For every sample, Experiment F yielded fewer analyses with uncertainties of < 50 % for 206Pb ∕ 238U as well as the fewest spots available to make an isochron; this is depicted graphically in Fig. 1b as a steeper negative slope for Experiment F vs. Experiments D and Q. These results are consistent with a higher average and median U parts per billion (Table 2); low U concentrations that were measured in Experiments D and Q went undetected or yielded large uncertainties in Experiment F. Though samples with median 238U count rates of > 10 000 cps (C273C and C304A) returned fewer viable analyses and worse average 238U ∕ 206Pb uncertainties in Experiment F, the uncertainty of the final age was similar for the higher-U samples on both configurations on the P3D; both yielded lower uncertainties than the Q-ICPMS, despite the 3-fold volume increase in analyzed material on the Q-ICPMS (Fig. 2).
When average count rates of 238U were below ∼ 8000 cps (near the detection limit of the Faraday detector on the P3D), however, the number of viable analyses and final age precision was significantly higher in Experiment D (Table 2 and Fig. 2). As an example, sample C258 yielded few viable data points (35 % of the 110 analyses) in Experiment F, fewer than half the number of good analyses in Experiments D and Q. In addition, the resulting uncertainty in the final age calculation (∼ 4 %) is significantly larger than that of Experiment D, and similar to the resulting uncertainty in Experiment Q (although the Q-ICPMS yielded > 2 times the number of viable spots). Samples C283A and C283C – which also contain low levels of U – yielded ∼ 50 % fewer viable data, necessitated double the average count rates of 238U, and final uncertainties that were significantly greater in Experiment F than those of Experiment D.
A summary of the precision vs. U count rate is shown in Fig. 1, which shows the precision of 238U ∕ 206Pb and 238U on a single spot vs. the count rate of 238U. While there is considerable overlap in the precision vs. 238U counts per second of both 238U and 238U ∕ 206Pb at count rates above approx. 30 000 cps, data collected in Experiment F yielded no better than a few kcps 2σ uncertainty on 238U (Fig. 1a); 238U ∕ 206Pb uncertainties consequently show a similar deviation from the high-count-rate trend (Fig. 1b). Finally, though the Q-ICPMS shows similar gains in precision for low-U analyses, the lower sensitivity of the Q-ICPMS results in a smaller window of U concentrations for which analyses have lower uncertainties than those run on the P3D (vertical offset in symbols in Fig. 1b).
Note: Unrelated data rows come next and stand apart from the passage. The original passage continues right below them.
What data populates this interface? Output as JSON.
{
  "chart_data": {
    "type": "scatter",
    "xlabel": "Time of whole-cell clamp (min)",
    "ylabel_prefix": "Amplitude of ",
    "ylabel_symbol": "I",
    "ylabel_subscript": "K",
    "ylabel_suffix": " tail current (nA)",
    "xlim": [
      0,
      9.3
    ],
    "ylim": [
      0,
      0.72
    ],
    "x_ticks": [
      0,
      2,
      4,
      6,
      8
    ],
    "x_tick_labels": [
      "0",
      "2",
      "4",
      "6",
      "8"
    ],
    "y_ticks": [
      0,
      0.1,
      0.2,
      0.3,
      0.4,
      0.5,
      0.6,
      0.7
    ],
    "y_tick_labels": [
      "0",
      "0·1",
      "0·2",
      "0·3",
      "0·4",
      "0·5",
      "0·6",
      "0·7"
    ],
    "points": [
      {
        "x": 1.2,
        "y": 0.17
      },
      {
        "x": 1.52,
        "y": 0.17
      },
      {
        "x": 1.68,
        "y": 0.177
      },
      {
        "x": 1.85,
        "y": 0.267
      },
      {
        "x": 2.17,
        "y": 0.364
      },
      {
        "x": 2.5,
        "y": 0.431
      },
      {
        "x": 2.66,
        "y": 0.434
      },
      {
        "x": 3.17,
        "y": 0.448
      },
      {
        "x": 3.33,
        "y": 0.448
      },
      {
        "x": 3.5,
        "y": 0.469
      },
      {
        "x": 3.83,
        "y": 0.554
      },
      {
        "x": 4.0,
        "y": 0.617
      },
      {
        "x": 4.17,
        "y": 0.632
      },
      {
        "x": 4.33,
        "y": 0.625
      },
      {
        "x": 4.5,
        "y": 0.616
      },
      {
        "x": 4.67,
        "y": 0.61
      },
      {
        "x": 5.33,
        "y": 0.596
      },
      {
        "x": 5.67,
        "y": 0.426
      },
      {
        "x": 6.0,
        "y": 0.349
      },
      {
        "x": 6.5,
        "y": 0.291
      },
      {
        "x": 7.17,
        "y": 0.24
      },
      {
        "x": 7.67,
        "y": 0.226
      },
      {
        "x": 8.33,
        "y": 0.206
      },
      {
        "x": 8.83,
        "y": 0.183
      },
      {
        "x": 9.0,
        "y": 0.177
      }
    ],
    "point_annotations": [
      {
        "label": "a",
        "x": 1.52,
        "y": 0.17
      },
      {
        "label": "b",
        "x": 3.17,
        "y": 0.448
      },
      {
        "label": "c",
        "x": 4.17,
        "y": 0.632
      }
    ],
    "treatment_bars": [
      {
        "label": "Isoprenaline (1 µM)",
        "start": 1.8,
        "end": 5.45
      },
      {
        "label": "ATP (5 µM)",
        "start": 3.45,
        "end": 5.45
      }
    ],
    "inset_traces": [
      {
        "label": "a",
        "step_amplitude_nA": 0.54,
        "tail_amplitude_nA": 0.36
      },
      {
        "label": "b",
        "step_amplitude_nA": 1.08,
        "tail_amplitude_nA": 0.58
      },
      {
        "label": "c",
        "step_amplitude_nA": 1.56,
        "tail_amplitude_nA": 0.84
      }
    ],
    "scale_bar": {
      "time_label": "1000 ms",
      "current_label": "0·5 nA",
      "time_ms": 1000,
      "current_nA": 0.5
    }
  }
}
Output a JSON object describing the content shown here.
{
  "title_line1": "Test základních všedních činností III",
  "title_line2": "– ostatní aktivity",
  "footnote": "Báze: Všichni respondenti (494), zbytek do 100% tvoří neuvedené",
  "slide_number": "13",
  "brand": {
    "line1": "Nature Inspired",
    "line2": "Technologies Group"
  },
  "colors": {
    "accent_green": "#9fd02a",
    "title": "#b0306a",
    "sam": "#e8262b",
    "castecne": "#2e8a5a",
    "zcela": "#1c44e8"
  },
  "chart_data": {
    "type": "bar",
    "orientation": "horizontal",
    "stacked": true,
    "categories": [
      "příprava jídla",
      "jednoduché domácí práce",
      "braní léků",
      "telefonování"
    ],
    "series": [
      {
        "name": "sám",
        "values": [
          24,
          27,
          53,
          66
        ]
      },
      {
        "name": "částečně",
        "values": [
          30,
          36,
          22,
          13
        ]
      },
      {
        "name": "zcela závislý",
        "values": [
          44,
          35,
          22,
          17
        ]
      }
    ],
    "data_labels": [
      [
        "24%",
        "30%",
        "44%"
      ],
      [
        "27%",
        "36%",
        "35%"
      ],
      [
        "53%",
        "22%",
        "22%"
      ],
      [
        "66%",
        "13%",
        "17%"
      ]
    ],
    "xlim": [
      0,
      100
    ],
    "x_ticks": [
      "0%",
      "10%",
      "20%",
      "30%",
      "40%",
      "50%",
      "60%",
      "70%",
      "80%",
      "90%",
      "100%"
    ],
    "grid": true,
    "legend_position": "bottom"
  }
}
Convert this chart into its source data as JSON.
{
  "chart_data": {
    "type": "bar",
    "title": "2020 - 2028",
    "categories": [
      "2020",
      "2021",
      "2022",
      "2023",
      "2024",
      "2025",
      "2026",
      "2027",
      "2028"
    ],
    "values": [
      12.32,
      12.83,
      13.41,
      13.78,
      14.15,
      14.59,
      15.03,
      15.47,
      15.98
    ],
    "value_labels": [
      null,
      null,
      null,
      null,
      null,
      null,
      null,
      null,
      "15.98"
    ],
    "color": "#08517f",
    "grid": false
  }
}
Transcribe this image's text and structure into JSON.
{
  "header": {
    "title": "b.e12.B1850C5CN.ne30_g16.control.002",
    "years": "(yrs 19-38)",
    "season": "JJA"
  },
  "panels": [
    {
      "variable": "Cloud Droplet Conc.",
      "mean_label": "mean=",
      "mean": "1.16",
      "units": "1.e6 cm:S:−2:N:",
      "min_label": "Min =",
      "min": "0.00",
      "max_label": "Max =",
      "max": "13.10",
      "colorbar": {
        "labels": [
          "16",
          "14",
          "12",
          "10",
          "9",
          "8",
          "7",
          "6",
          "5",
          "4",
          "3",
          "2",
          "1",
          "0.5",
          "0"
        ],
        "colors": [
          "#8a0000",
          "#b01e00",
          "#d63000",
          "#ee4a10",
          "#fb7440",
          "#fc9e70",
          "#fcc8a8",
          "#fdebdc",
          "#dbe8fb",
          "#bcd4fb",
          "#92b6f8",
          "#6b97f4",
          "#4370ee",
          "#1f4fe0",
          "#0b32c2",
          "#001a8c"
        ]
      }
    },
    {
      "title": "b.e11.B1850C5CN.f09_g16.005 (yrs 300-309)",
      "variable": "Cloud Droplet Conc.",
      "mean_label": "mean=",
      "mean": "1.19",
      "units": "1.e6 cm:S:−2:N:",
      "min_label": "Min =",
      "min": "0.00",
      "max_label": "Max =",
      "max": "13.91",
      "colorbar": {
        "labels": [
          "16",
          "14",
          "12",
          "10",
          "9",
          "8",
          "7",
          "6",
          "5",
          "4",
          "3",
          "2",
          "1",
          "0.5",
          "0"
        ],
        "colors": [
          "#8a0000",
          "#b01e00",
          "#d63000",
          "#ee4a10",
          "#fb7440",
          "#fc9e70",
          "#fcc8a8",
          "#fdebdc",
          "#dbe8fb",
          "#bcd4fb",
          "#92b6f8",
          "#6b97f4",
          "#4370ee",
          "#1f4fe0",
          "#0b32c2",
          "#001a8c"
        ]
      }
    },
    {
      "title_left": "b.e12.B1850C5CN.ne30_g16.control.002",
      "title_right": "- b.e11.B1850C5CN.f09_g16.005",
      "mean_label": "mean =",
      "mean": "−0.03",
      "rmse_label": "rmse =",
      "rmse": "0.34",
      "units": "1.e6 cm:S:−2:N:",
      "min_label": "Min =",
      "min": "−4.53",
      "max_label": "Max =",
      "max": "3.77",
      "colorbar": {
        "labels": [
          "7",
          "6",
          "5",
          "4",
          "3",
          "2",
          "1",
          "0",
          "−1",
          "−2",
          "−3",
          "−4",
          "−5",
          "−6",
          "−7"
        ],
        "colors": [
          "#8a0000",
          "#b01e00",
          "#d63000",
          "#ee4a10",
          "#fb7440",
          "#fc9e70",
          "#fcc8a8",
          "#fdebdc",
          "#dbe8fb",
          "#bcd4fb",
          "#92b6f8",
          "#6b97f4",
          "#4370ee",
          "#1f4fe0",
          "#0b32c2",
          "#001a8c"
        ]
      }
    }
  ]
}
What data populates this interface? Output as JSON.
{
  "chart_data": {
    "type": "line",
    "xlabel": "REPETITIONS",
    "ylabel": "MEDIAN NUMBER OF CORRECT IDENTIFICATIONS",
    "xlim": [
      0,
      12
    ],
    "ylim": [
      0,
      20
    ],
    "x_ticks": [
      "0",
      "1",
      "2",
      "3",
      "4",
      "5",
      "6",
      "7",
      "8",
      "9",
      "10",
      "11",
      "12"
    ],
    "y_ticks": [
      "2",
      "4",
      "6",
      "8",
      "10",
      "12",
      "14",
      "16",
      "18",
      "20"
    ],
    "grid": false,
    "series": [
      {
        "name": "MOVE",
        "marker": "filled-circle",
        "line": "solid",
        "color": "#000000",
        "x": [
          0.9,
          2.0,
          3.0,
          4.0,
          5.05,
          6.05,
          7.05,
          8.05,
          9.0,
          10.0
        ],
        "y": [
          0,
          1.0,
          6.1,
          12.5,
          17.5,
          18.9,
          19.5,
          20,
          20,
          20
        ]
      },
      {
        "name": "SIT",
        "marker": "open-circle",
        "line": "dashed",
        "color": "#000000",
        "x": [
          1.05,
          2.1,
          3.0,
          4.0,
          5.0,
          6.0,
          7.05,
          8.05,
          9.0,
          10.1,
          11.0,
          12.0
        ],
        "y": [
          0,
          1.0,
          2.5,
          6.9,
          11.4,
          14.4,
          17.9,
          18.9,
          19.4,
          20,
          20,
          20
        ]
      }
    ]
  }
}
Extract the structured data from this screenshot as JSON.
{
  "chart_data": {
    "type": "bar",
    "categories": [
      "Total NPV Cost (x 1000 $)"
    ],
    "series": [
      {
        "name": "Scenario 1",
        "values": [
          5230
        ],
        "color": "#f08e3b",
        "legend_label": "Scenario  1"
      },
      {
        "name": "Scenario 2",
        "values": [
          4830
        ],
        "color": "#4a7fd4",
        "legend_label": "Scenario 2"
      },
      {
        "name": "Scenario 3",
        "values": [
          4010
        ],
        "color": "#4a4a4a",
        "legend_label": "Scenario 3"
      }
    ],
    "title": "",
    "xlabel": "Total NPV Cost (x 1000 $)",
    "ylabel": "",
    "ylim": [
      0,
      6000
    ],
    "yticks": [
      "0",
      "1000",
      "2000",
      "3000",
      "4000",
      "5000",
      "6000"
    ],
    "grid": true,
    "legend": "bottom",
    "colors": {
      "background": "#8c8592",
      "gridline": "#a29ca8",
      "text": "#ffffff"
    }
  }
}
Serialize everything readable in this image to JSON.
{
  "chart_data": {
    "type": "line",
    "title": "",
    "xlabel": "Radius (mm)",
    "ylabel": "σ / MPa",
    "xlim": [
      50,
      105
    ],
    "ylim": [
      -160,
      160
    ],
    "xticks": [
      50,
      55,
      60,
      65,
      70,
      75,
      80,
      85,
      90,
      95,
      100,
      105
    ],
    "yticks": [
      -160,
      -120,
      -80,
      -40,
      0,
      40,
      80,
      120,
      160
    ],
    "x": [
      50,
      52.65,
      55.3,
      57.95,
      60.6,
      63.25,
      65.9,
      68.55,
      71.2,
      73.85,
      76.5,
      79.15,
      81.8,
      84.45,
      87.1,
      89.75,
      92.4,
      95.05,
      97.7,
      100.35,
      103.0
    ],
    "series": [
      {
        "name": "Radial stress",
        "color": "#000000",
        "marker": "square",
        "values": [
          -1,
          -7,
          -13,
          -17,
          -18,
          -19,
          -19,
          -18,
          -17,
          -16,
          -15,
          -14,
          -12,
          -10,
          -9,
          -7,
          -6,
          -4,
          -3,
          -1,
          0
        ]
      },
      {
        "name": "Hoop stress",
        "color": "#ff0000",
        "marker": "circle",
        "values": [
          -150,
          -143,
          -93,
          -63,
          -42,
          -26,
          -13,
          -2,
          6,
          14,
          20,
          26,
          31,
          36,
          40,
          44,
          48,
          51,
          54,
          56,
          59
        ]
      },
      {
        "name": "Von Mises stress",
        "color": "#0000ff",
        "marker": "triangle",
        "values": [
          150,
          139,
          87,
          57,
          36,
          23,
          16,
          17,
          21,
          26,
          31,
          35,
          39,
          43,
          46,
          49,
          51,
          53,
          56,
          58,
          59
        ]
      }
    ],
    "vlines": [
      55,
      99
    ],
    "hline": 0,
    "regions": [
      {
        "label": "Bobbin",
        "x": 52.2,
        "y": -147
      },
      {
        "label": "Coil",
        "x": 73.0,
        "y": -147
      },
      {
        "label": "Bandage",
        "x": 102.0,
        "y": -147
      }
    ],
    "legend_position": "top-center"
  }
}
While there is a clear advantage of using the new Daly-only detector setup on the P3D for LA-based calcite geochronology for some samples, the extent to which this advantage obtains for all samples is still somewhat ambiguous. The samples that benefit most from the new instrumentation are not only low in U but also older. For most measurements of long-lived-isotope geochronology, the analytical limit is determined by the detection limit of the daughter, not the parent, isotope. However, because older samples have more daughter product, they are – for samples with low U ∕ Pbc ratios – more likely to be limited by the count rate of the parent isotope. For samples run on an SC-ICPMS, this distinction is unimportant because the detection limit of 238U is in all cases lower than that for Pb. However, because the MC-ICPMS has a large sensitivity and precision advantage over the SC-ICPMS, it is important to distinguish the limits of measurement between the Faraday–Daly and all-Daly configuration.
4.1 Theoretical uncertainty of Tera–Wasserburg data
To explore the limits of precision for each analytical configuration, a synthetic dataset was created (using an MS Excel spreadsheet; available on request) to represent different U ∕ Pbc and 238U cps for samples of different ages. Figure 3 shows samples with ages of 440, 80, and 15 Ma with error ellipses at U ∕ Pbc ratios of 1, 2, 5, 10, 20, 100, and 200. The size of the ellipse is the maximum possible uncertainty (from counting statistics only) for a 10 s analysis, given the limit of detection of the instrument. For the all-Daly configuration, the limit of detection is determined by 207Pb counts, the least abundant isotope of interest. For this example, 30 cps is assumed (the best achieved LODs herein; Hansman et al., 2018), but it is important to recognize that the LOD of Pb is based on the background, which varies from lab to lab and is also a function of the instrumental sensitivity. For the Faraday–Daly arrangement, the LOD is limited by 238U counts for samples with lower U ∕ Pbc and by 207Pb for samples with high U ∕ Pbc – and increasingly so as the sample age decreases. In this case, a minimum of 30 000 cps of 238U is considered – as opposed to the actual ca. 8000 cps LOD – for the Faraday because that is the count rate below which a distinct benefit in precision is gained by using the all-Daly arrangement (see Fig. 1 and discussion above). As depicted in Figure 3, older samples yield the greatest range of U ∕ Pbc ratios that could yield an advantage of measurement by 238U on an ion counter, whereas the advantage of the Daly detector disappears at U ∕ Pbc ratios greater than ca. 500 and 250 for samples that are 80 and 15 Ma, respectively. As an example of the benefit of 238U measurement by Daly, an 80 Ma sample with a maximum U ∕ Pbc ratio of 10 yields 1400 cps of 238U at the LOD of 30 cps 207Pb. Given a limit of detection of 8000 cps for the Faraday detector, the signal size would need to be 6 times higher before it could be measured by such means. Furthermore, as discussed above, and shown in Fig. 1, the benefit of the Daly extends to ca. 30 000 cps or ∼ 20 times the signal that can be measured by the Faraday–Daly configuration. The benefit extends to 200 times for a U ∕ Pbc ratio of 1, but a question arises as to the ability to measure ages at such low U ∕ Pbc values.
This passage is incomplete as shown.